As divorce becomes less stigmatized in society, so have second weddings. Gone are the days when an encore bride should feel obligated to have a quick ceremony at city hall if that’s not what the couple wants. Nowadays, the general public accepts that it’s perhaps better to start fresh than languish in an unhappy or even abusive marriage, as well as acknowledges that we should celebrate when a widow or widower finds love again after suffering through such a tragic loss. Old-fashioned standards also fail to take into account that it may still be the first wedding for one half of the couple.
If your upcoming wedding is the second for either you or your future spouse, you may be wondering if you need to abide by different rules. Read on for our guide to encore nuptials.
If either you or your beloved have children from a previous relationship, they should be the first to learn of your engagement, as it greatly affects their life. You then can share the happy news with your parents, followed by friends and other relatives. If you share custody with an ex, they should be informed of your impending nuptials for the sake of the children. Otherwise, there’s no need, unless you happen to be on particularly good terms.
Of course, you’re not the one who is deciding to host a bridal shower, but if your sister or close friends really want to host one, it is perfectly acceptable! However, you might want to have a more themed party in terms of gifts, as you presumably already have the kitchenware and home goods that you need. Consider having your friends and family shower you with cookbooks, gardening equipment, or another specific interest.

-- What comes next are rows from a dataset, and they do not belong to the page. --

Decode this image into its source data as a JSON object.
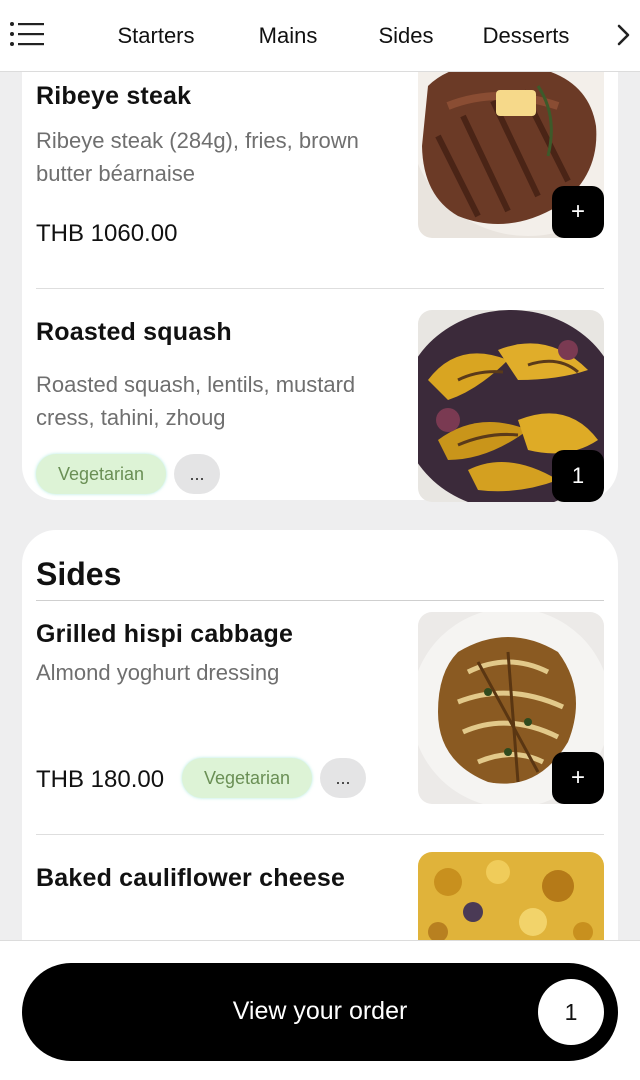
{
  "nav": {
    "tabs": [
      "Starters",
      "Mains",
      "Sides",
      "Desserts"
    ]
  },
  "mains": {
    "items": [
      {
        "title": "Ribeye steak",
        "description": "Ribeye steak (284g), fries, brown butter béarnaise",
        "price": "THB 1060.00",
        "action": "+"
      },
      {
        "title": "Roasted squash",
        "description": "Roasted squash, lentils, mustard cress, tahini, zhoug",
        "badge": "Vegetarian",
        "more": "...",
        "quantity": "1"
      }
    ]
  },
  "sides": {
    "title": "Sides",
    "items": [
      {
        "title": "Grilled hispi cabbage",
        "description": "Almond yoghurt dressing",
        "price": "THB 180.00",
        "badge": "Vegetarian",
        "more": "...",
        "action": "+"
      },
      {
        "title": "Baked cauliflower cheese"
      }
    ]
  },
  "order": {
    "label": "View your order",
    "count": "1"
  }
}
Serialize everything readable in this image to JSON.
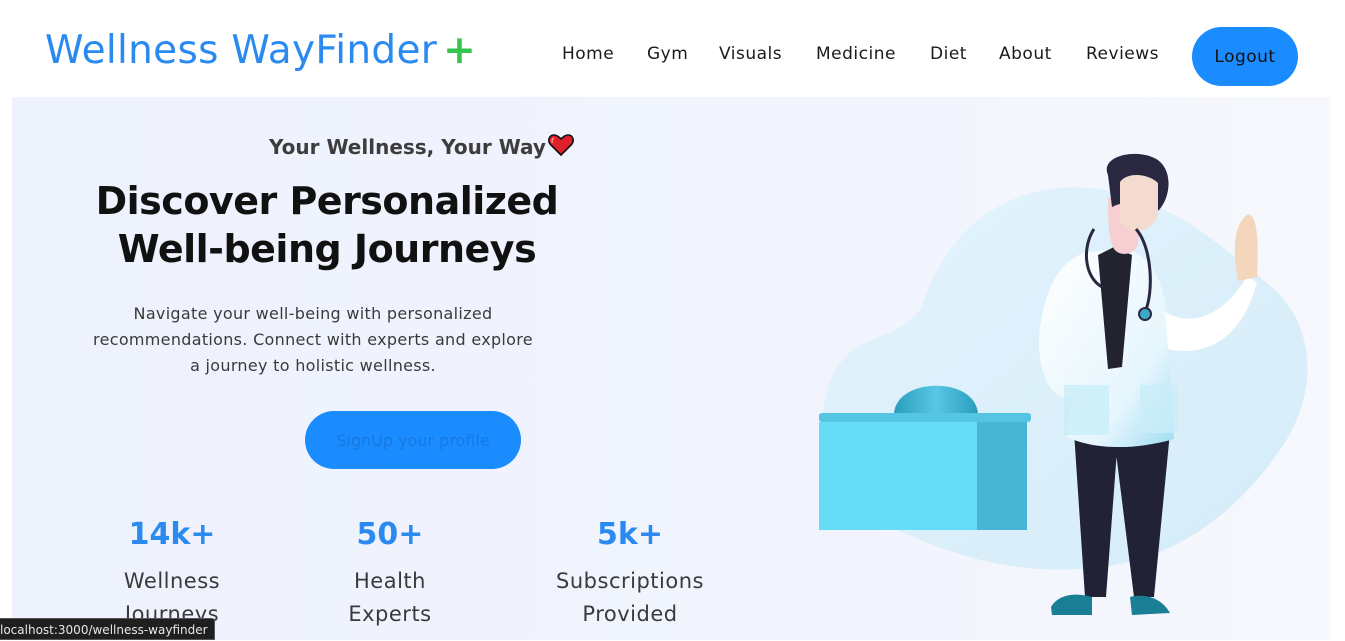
{
  "brand": {
    "name": "Wellness WayFinder",
    "plus": "+"
  },
  "nav": {
    "links": [
      "Home",
      "Gym",
      "Visuals",
      "Medicine",
      "Diet",
      "About",
      "Reviews"
    ],
    "logout_label": "Logout"
  },
  "hero": {
    "tagline": "Your Wellness, Your Way",
    "headline_line1": "Discover Personalized",
    "headline_line2": "Well-being Journeys",
    "description": "Navigate your well-being with personalized recommendations. Connect with experts and explore a journey to holistic wellness.",
    "signup_label": "SignUp your profile"
  },
  "stats": [
    {
      "value": "14k+",
      "label": "Wellness Journeys"
    },
    {
      "value": "50+",
      "label": "Health Experts"
    },
    {
      "value": "5k+",
      "label": "Subscriptions Provided"
    }
  ],
  "status_bar": {
    "url": "localhost:3000/wellness-wayfinder"
  },
  "colors": {
    "accent": "#1a8cff",
    "brand_text": "#2b8af0",
    "plus": "#34c64a"
  }
}
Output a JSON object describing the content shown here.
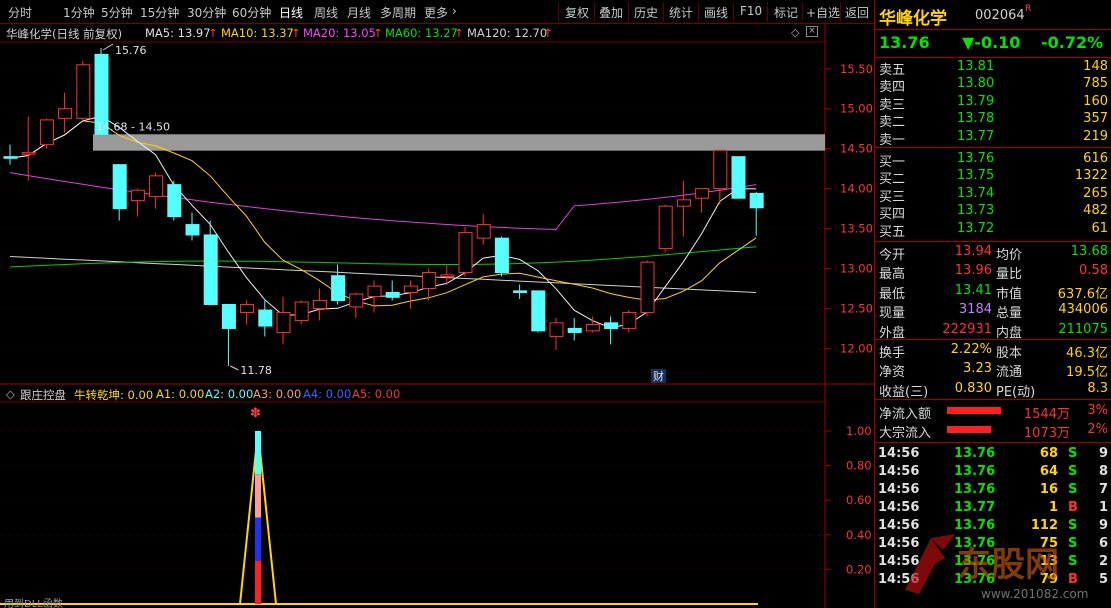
{
  "toolbar": {
    "periods": [
      "分时",
      "1分钟",
      "5分钟",
      "15分钟",
      "30分钟",
      "60分钟",
      "日线",
      "周线",
      "月线",
      "多周期",
      "更多"
    ],
    "active": "日线",
    "actions": [
      "复权",
      "叠加",
      "历史",
      "统计",
      "画线",
      "F10",
      "标记",
      "+自选",
      "返回"
    ]
  },
  "chart_info": {
    "title": "华峰化学(日线 前复权)",
    "ma5": "MA5: 13.97",
    "ma10": "MA10: 13.37",
    "ma20": "MA20: 13.05",
    "ma60": "MA60: 13.27",
    "ma120": "MA120: 12.70",
    "arrow": "↑"
  },
  "price_axis": [
    "15.50",
    "15.00",
    "14.50",
    "14.00",
    "13.50",
    "13.00",
    "12.50",
    "12.00"
  ],
  "annotations": {
    "high": "15.76",
    "low": "11.78",
    "zone": "14.68 - 14.50",
    "fin": "财"
  },
  "indicator": {
    "name": "跟庄控盘",
    "line_name": "牛转乾坤: 0.00",
    "a1": "A1: 0.00",
    "a2": "A2: 0.00",
    "a3": "A3: 0.00",
    "a4": "A4: 0.00",
    "a5": "A5: 0.00",
    "axis": [
      "1.00",
      "0.80",
      "0.60",
      "0.40",
      "0.20"
    ]
  },
  "bottom_text": "用到DLL函数",
  "stock": {
    "name": "华峰化学",
    "code": "002064",
    "flag": "R",
    "price": "13.76",
    "change": "▼-0.10",
    "pct": "-0.72%"
  },
  "asks": [
    {
      "label": "卖五",
      "price": "13.81",
      "vol": "148"
    },
    {
      "label": "卖四",
      "price": "13.80",
      "vol": "785"
    },
    {
      "label": "卖三",
      "price": "13.79",
      "vol": "160"
    },
    {
      "label": "卖二",
      "price": "13.78",
      "vol": "357"
    },
    {
      "label": "卖一",
      "price": "13.77",
      "vol": "219"
    }
  ],
  "bids": [
    {
      "label": "买一",
      "price": "13.76",
      "vol": "616"
    },
    {
      "label": "买二",
      "price": "13.75",
      "vol": "1322"
    },
    {
      "label": "买三",
      "price": "13.74",
      "vol": "265"
    },
    {
      "label": "买四",
      "price": "13.73",
      "vol": "482"
    },
    {
      "label": "买五",
      "price": "13.72",
      "vol": "61"
    }
  ],
  "quote": [
    {
      "l1": "今开",
      "v1": "13.94",
      "l2": "均价",
      "v2": "13.68"
    },
    {
      "l1": "最高",
      "v1": "13.96",
      "l2": "量比",
      "v2": "0.58"
    },
    {
      "l1": "最低",
      "v1": "13.41",
      "l2": "市值",
      "v2": "637.6亿"
    },
    {
      "l1": "现量",
      "v1": "3184",
      "l2": "总量",
      "v2": "434006"
    },
    {
      "l1": "外盘",
      "v1": "222931",
      "l2": "内盘",
      "v2": "211075"
    }
  ],
  "quote2": [
    {
      "l1": "换手",
      "v1": "2.22%",
      "l2": "股本",
      "v2": "46.3亿"
    },
    {
      "l1": "净资",
      "v1": "3.23",
      "l2": "流通",
      "v2": "19.5亿"
    },
    {
      "l1": "收益(三)",
      "v1": "0.830",
      "l2": "PE(动)",
      "v2": "8.3"
    }
  ],
  "flows": [
    {
      "label": "净流入额",
      "value": "1544万",
      "pct": "3%"
    },
    {
      "label": "大宗流入",
      "value": "1073万",
      "pct": "2%"
    }
  ],
  "ticks": [
    {
      "time": "14:56",
      "price": "13.76",
      "vol": "68",
      "bs": "S",
      "n": "9"
    },
    {
      "time": "14:56",
      "price": "13.76",
      "vol": "64",
      "bs": "S",
      "n": "8"
    },
    {
      "time": "14:56",
      "price": "13.76",
      "vol": "16",
      "bs": "S",
      "n": "7"
    },
    {
      "time": "14:56",
      "price": "13.77",
      "vol": "1",
      "bs": "B",
      "n": "1"
    },
    {
      "time": "14:56",
      "price": "13.76",
      "vol": "112",
      "bs": "S",
      "n": "9"
    },
    {
      "time": "14:56",
      "price": "13.76",
      "vol": "75",
      "bs": "S",
      "n": "6"
    },
    {
      "time": "14:56",
      "price": "13.76",
      "vol": "13",
      "bs": "S",
      "n": "2"
    },
    {
      "time": "14:56",
      "price": "13.76",
      "vol": "79",
      "bs": "B",
      "n": "5"
    }
  ],
  "candles": [
    {
      "o": 14.4,
      "h": 14.55,
      "l": 14.3,
      "c": 14.38
    },
    {
      "o": 14.45,
      "h": 14.9,
      "l": 14.1,
      "c": 14.45
    },
    {
      "o": 14.55,
      "h": 14.88,
      "l": 14.5,
      "c": 14.86
    },
    {
      "o": 14.88,
      "h": 15.2,
      "l": 14.7,
      "c": 15.0
    },
    {
      "o": 14.88,
      "h": 15.6,
      "l": 14.85,
      "c": 15.55
    },
    {
      "o": 15.68,
      "h": 15.76,
      "l": 14.68,
      "c": 14.68
    },
    {
      "o": 14.3,
      "h": 14.3,
      "l": 13.6,
      "c": 13.75
    },
    {
      "o": 13.85,
      "h": 14.0,
      "l": 13.65,
      "c": 13.98
    },
    {
      "o": 13.9,
      "h": 14.2,
      "l": 13.75,
      "c": 14.16
    },
    {
      "o": 14.05,
      "h": 14.1,
      "l": 13.6,
      "c": 13.65
    },
    {
      "o": 13.55,
      "h": 13.7,
      "l": 13.35,
      "c": 13.42
    },
    {
      "o": 13.42,
      "h": 13.6,
      "l": 12.55,
      "c": 12.55
    },
    {
      "o": 12.55,
      "h": 12.55,
      "l": 11.78,
      "c": 12.25
    },
    {
      "o": 12.45,
      "h": 12.6,
      "l": 12.3,
      "c": 12.55
    },
    {
      "o": 12.48,
      "h": 12.6,
      "l": 12.15,
      "c": 12.28
    },
    {
      "o": 12.2,
      "h": 12.65,
      "l": 12.05,
      "c": 12.45
    },
    {
      "o": 12.35,
      "h": 12.6,
      "l": 12.3,
      "c": 12.58
    },
    {
      "o": 12.5,
      "h": 12.75,
      "l": 12.35,
      "c": 12.6
    },
    {
      "o": 12.91,
      "h": 13.05,
      "l": 12.55,
      "c": 12.6
    },
    {
      "o": 12.52,
      "h": 12.7,
      "l": 12.38,
      "c": 12.68
    },
    {
      "o": 12.65,
      "h": 12.85,
      "l": 12.45,
      "c": 12.78
    },
    {
      "o": 12.7,
      "h": 12.85,
      "l": 12.6,
      "c": 12.64
    },
    {
      "o": 12.7,
      "h": 12.85,
      "l": 12.5,
      "c": 12.78
    },
    {
      "o": 12.75,
      "h": 13.0,
      "l": 12.6,
      "c": 12.95
    },
    {
      "o": 12.9,
      "h": 13.05,
      "l": 12.8,
      "c": 12.92
    },
    {
      "o": 12.95,
      "h": 13.52,
      "l": 12.9,
      "c": 13.45
    },
    {
      "o": 13.38,
      "h": 13.68,
      "l": 13.3,
      "c": 13.55
    },
    {
      "o": 13.38,
      "h": 13.4,
      "l": 12.9,
      "c": 12.95
    },
    {
      "o": 12.72,
      "h": 12.8,
      "l": 12.62,
      "c": 12.7
    },
    {
      "o": 12.72,
      "h": 12.72,
      "l": 12.2,
      "c": 12.22
    },
    {
      "o": 12.15,
      "h": 12.38,
      "l": 11.98,
      "c": 12.32
    },
    {
      "o": 12.25,
      "h": 12.38,
      "l": 12.1,
      "c": 12.2
    },
    {
      "o": 12.22,
      "h": 12.4,
      "l": 12.2,
      "c": 12.3
    },
    {
      "o": 12.32,
      "h": 12.4,
      "l": 12.05,
      "c": 12.25
    },
    {
      "o": 12.25,
      "h": 12.48,
      "l": 12.2,
      "c": 12.45
    },
    {
      "o": 12.45,
      "h": 13.1,
      "l": 12.4,
      "c": 13.08
    },
    {
      "o": 13.25,
      "h": 13.8,
      "l": 13.2,
      "c": 13.78
    },
    {
      "o": 13.78,
      "h": 14.1,
      "l": 13.4,
      "c": 13.86
    },
    {
      "o": 13.88,
      "h": 14.0,
      "l": 13.7,
      "c": 14.0
    },
    {
      "o": 14.0,
      "h": 14.48,
      "l": 13.8,
      "c": 14.48
    },
    {
      "o": 14.4,
      "h": 14.4,
      "l": 13.88,
      "c": 13.88
    },
    {
      "o": 13.94,
      "h": 13.96,
      "l": 13.41,
      "c": 13.76
    }
  ]
}
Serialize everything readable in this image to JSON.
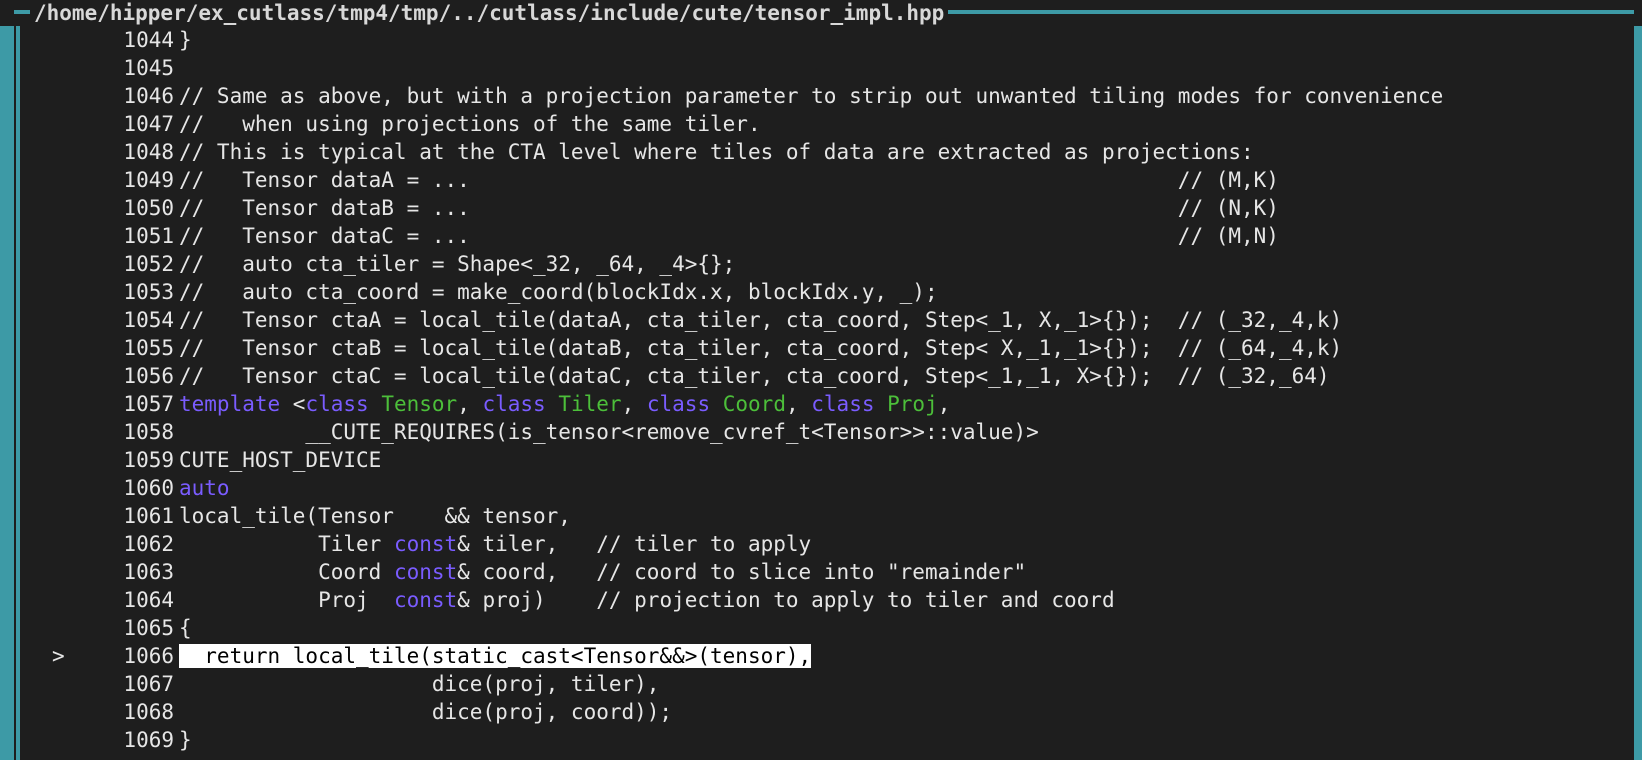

There may be people who tell you not to wear white, but that is nonsense. That said, differently hued gowns are certainly trending, so no one will be shocked by a colorful frock. If you want something more nontraditional, this is an opportunity to embrace your own personal style. But if you still want to wear a classic ball gown – whether you did the first time around or not – don’t let anyone sway you from wearing what you want. You can even still wear a veil, although a blusher is the one thing typically considered for first-time brides only.
Ceremony and Traditions
Unless your father is uncomfortable with the idea, there is nothing wrong with him walking you down the aisle again. Some women decide to exert their independence and join their new spouse on their own; while others may have their children act as escorts. In remarriages where a bride or groom has kids, it is often a nice gesture to include the children in the proceedings, whether through family vows, a parent-child dance at the reception, or a unique idea of your own.